Değerli arkadaşlarım, bu Gençlik ve Spor Bakanlığı niye kumar işlerini de yürütüyor? Millî manevi değerler falan diyoruz ya, muhafazakâr demokrat bir parti döneminde bu millî kumarlar ne duruma geldi? Hiç bu rakamları vermediniz, anlatsaydınız. Bak, 2004 yılında 1 milyar civarında şans oyunlarında satış geliri var, 2016'da 2,5 milyarı buluyor. 2 taneyken bu oyunların çeşidi, sizin zamanınızda -aman Allah'ım- dünya kadar yani insanın aklına nereden gelir? Piyango filan değil, Hemen Kazan, işe bakın yani Sayısal Loto. Toto zaten vardı, Spor Toto vardı, bir de Süper Toto geldi yani bunlar nedir arkadaşlar? Bu gençler oynuyor bunları, bunları gençler oynuyor, gençler! Bu paralar nereden geliyor sanıyorsunuz? Hani nerede millî manevi değerler? Hani muhafazakâr demokrat anlayışlar? Nedir bunlar? Bunları gerçekten düşünmüyor musunuz yani "Biz ne yapıyoruz?" filan diye düşünmüyor musunuz?

Değerli arkadaşlarım, tabii, hiç kimse istemez böyle şeyleri ama size üzülerek ifade edeyim: Uyuşturucuyla ilgili Türkiye'nin tablosu son derece içler acısı bir tablodur. Bu uyuşturucu konusundaki gelişmeler, rakamlar yani ağlayacak durumdayız bu konularda değerli arkadaşlarım. Türkiye'de yıllara göre uyuşturucu kullanım oranları giderek artıyor. Bu insanların tedavisi için sürekli şekilde Türkiye'deki uyuşturucu tedavisi yapan AMATEM'lere falan baskı yapıyorlar ve AMATEM yatakları bunları tedavi etmeye bile yetmiyor.
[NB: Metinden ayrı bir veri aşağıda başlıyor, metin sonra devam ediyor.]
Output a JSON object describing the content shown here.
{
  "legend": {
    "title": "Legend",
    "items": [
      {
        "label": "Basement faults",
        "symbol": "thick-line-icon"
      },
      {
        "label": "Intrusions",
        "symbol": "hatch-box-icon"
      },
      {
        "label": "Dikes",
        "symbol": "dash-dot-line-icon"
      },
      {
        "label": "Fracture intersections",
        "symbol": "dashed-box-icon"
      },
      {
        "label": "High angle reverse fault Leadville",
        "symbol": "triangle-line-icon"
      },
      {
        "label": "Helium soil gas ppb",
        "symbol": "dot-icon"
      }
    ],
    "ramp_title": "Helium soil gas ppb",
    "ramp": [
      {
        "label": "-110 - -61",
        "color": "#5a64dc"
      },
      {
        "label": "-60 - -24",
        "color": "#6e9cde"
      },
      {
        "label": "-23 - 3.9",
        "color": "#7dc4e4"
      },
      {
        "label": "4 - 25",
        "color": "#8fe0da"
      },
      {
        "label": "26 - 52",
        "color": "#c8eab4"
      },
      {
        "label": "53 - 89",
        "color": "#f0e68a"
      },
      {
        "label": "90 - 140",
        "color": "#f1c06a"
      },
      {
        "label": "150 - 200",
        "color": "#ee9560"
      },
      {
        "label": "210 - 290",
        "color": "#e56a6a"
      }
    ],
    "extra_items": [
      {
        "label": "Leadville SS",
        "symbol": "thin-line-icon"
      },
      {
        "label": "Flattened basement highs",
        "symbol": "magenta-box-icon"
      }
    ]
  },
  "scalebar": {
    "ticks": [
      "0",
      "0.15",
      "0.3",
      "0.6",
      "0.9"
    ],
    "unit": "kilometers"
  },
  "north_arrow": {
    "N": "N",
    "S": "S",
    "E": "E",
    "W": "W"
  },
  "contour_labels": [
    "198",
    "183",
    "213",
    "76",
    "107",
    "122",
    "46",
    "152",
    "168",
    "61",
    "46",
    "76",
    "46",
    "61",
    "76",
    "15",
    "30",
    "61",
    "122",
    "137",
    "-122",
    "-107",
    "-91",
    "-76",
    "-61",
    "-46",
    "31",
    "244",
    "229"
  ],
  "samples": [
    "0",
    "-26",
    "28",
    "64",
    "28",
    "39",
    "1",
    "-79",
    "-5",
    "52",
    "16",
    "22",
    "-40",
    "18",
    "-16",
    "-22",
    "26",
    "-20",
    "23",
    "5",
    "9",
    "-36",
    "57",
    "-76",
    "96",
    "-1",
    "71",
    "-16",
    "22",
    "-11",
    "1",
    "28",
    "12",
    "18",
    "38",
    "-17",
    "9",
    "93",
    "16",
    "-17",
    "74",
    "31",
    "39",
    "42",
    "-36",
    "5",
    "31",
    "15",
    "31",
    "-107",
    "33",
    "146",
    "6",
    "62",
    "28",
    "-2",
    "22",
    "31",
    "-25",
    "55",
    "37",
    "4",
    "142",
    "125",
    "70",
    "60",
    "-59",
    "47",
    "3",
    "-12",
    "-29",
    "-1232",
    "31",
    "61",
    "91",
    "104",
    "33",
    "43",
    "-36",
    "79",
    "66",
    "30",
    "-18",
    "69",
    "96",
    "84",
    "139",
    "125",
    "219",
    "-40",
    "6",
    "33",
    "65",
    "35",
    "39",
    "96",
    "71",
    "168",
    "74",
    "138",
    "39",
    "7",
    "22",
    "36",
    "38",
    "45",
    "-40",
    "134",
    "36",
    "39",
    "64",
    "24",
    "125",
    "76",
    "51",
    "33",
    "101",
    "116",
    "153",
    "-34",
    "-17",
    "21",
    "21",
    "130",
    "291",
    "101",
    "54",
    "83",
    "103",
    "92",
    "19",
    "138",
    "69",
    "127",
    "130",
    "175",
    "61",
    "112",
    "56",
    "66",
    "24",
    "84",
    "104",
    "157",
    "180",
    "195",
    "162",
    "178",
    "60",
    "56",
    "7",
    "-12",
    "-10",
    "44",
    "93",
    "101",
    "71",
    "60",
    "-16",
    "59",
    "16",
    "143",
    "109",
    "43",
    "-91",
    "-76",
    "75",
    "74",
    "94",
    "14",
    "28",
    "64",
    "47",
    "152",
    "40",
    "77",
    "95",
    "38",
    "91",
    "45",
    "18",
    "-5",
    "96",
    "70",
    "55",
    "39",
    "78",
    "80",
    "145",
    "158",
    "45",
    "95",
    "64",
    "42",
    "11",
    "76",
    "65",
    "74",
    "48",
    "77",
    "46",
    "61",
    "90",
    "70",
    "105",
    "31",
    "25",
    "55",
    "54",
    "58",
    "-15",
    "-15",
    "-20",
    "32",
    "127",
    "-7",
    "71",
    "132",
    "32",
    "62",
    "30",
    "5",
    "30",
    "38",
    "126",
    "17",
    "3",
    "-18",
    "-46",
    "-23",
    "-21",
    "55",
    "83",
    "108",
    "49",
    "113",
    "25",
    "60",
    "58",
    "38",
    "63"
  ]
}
Uyuşturucu kullanma yaşı 13'e, bazı araştırmalara göre 11'e kadar inmiş durumda değerli arkadaşlarım. Bunların hepsi bu dönemde oluyor. Sayın Bakanım, bunlarla ilgili bir şey söylüyor musunuz? Bu konularla ilgili bir çalışmanız var mı? Bunları önlemek için Sayın Bakanımızın anlattığı gibi bu spor işine yaklaşmakla, kafa yapısını, yaklaşımı, anlayışı bütünüyle değiştirecek bir çalışmanız gerçekten mevcut mu merak ediyorum.
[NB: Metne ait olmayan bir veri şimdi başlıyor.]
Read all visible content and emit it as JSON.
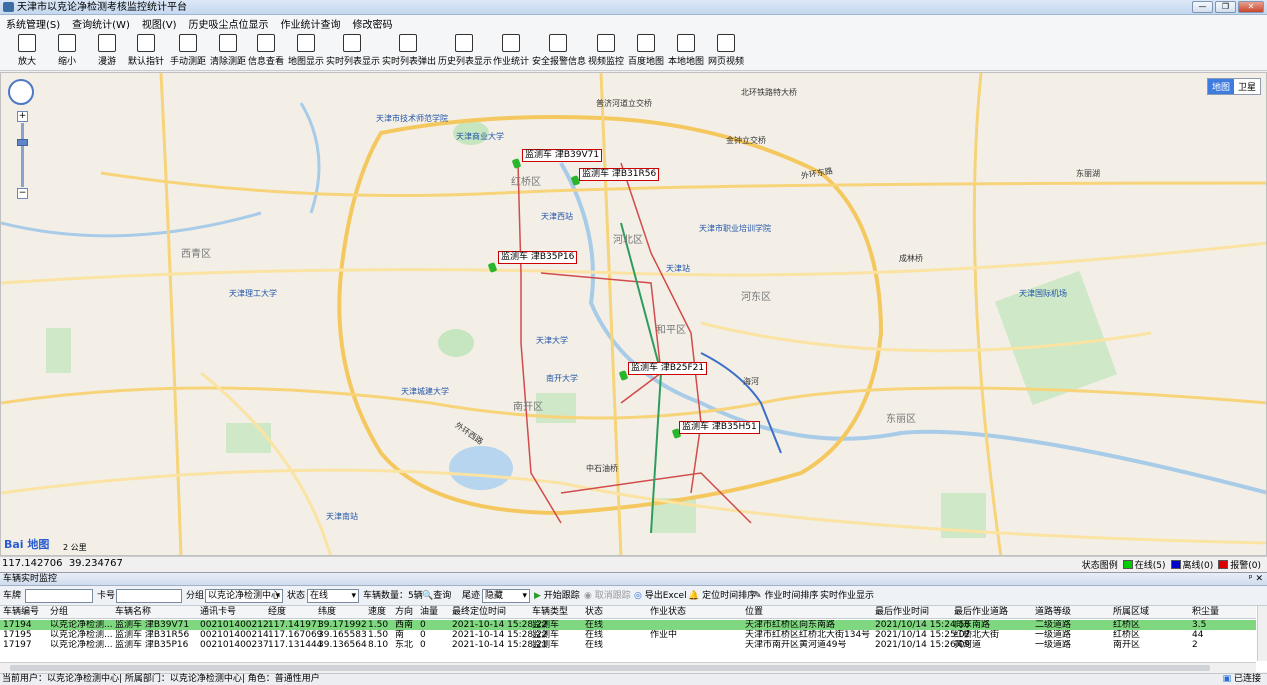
{
  "window": {
    "title": "天津市以克论净检测考核监控统计平台"
  },
  "menu": [
    "系统管理(S)",
    "查询统计(W)",
    "视图(V)",
    "历史吸尘点位显示",
    "作业统计查询",
    "修改密码"
  ],
  "toolbar": [
    "放大",
    "缩小",
    "漫游",
    "默认指针",
    "手动测距",
    "清除测距",
    "信息查看",
    "地图显示",
    "实时列表显示",
    "实时列表弹出",
    "历史列表显示",
    "作业统计",
    "安全报警信息",
    "视频监控",
    "百度地图",
    "本地地图",
    "网页视频"
  ],
  "map": {
    "type_buttons": [
      "地图",
      "卫星"
    ],
    "baidu_logo": "Bai 地图",
    "scale": "2 公里",
    "vehicles": [
      {
        "label": "监测车 津B39V71"
      },
      {
        "label": "监测车 津B31R56"
      },
      {
        "label": "监测车 津B35P16"
      },
      {
        "label": "监测车 津B25F21"
      },
      {
        "label": "监测车 津B35H51"
      }
    ],
    "labels": [
      "北环铁路特大桥",
      "普济河道立交桥",
      "天津市技术师范学院",
      "天津市职业培训学院",
      "天津商业大学",
      "天津国际机场",
      "天津城建大学",
      "天津理工大学",
      "南开大学",
      "天津大学",
      "天津站",
      "天津西站",
      "天津南站",
      "红桥区",
      "河北区",
      "河东区",
      "南开区",
      "西青区",
      "东丽区",
      "和平区",
      "中石油桥",
      "外环西路",
      "外环东路",
      "海河",
      "成林桥",
      "金钟立交桥",
      "东丽湖"
    ]
  },
  "coords": {
    "lng": "117.142706",
    "lat": "39.234767"
  },
  "legend": {
    "title": "状态图例",
    "online": "在线(5)",
    "offline": "离线(0)",
    "alarm": "报警(0)",
    "colors": {
      "online": "#00cc00",
      "offline": "#0000cc",
      "alarm": "#dd0000"
    }
  },
  "panel": {
    "title": "车辆实时监控",
    "filters": {
      "plate_label": "车牌",
      "plate_value": "",
      "card_label": "卡号",
      "card_value": "",
      "group_label": "分组",
      "group_value": "以克论净检测中心",
      "status_label": "状态",
      "status_value": "在线",
      "count_label": "车辆数量：5辆",
      "query": "查询",
      "tail_label": "尾迹",
      "tail_value": "隐藏",
      "start_track": "开始跟踪",
      "cancel_track": "取消跟踪",
      "export": "导出Excel",
      "pos_sort": "定位时间排序",
      "work_sort": "作业时间排序",
      "realtime_work": "实时作业显示"
    },
    "columns": [
      "车辆编号",
      "分组",
      "车辆名称",
      "通讯卡号",
      "经度",
      "纬度",
      "速度",
      "方向",
      "油量",
      "最终定位时间",
      "车辆类型",
      "状态",
      "作业状态",
      "位置",
      "最后作业时间",
      "最后作业道路",
      "道路等级",
      "所属区域",
      "积尘量"
    ],
    "rows": [
      [
        "17194",
        "以克论净检测...",
        "监测车 津B39V71",
        "002101400212",
        "117.141971",
        "39.171992",
        "1.50",
        "西南",
        "0",
        "2021-10-14 15:28:22",
        "监测车",
        "在线",
        "",
        "天津市红桥区向东南路",
        "2021/10/14 15:24:58",
        "向东南路",
        "二级道路",
        "红桥区",
        "3.5"
      ],
      [
        "17195",
        "以克论净检测...",
        "监测车 津B31R56",
        "002101400214",
        "117.167069",
        "39.165583",
        "1.50",
        "南",
        "0",
        "2021-10-14 15:28:22",
        "监测车",
        "在线",
        "作业中",
        "天津市红桥区红桥北大街134号",
        "2021/10/14 15:25:02",
        "红桥北大街",
        "一级道路",
        "红桥区",
        "44"
      ],
      [
        "17197",
        "以克论净检测...",
        "监测车 津B35P16",
        "002101400237",
        "117.131444",
        "39.136564",
        "8.10",
        "东北",
        "0",
        "2021-10-14 15:28:21",
        "监测车",
        "在线",
        "",
        "天津市南开区黄河道49号",
        "2021/10/14 15:26:09",
        "黄河道",
        "一级道路",
        "南开区",
        "2"
      ]
    ]
  },
  "status": {
    "user": "当前用户：以克论净检测中心| 所属部门：以克论净检测中心| 角色：普通性用户",
    "connected": "已连接"
  }
}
Değerli arkadaşlar, Gençlik ve Spor Bakanlığı bütçesi üzerinde konuşuyoruz. Bu uyuşturucuyla ilgili birkaç tane rakam da vereyim.

(Mikrofon otomatik cihaz tarafından kapatıldı)

BAŞKAN - Sayın Bekaroğlu, ek süre veriyorum.

Buyurun.

MEHMET BEKAROĞLU (İstanbul) - Teşekkür ederim.

Soru önergesine cevap vermişsiniz, Sayın Müezzinoğlu Sağlık Bakanıyken cevap vermiş: "2004-2013 yılları arasında madde kullanımından tedavi gören kişi sayısı 2004 yılında yaklaşık 12.700 kişiyken 2013 yılında bu sayı 20 kat artmış, 258 bine ulaşmıştır." Arkadaşlar yani gerçekten bütün milletvekili arkadaşlar, iktidar partisi, muhalefet partisi, bürokratlar, Sayın Bakanım, Sayın Başkan; bu rakamlar gerçekten başımızı iki elimizin arasına alıp kara kara düşünmemiz gereken tablodur.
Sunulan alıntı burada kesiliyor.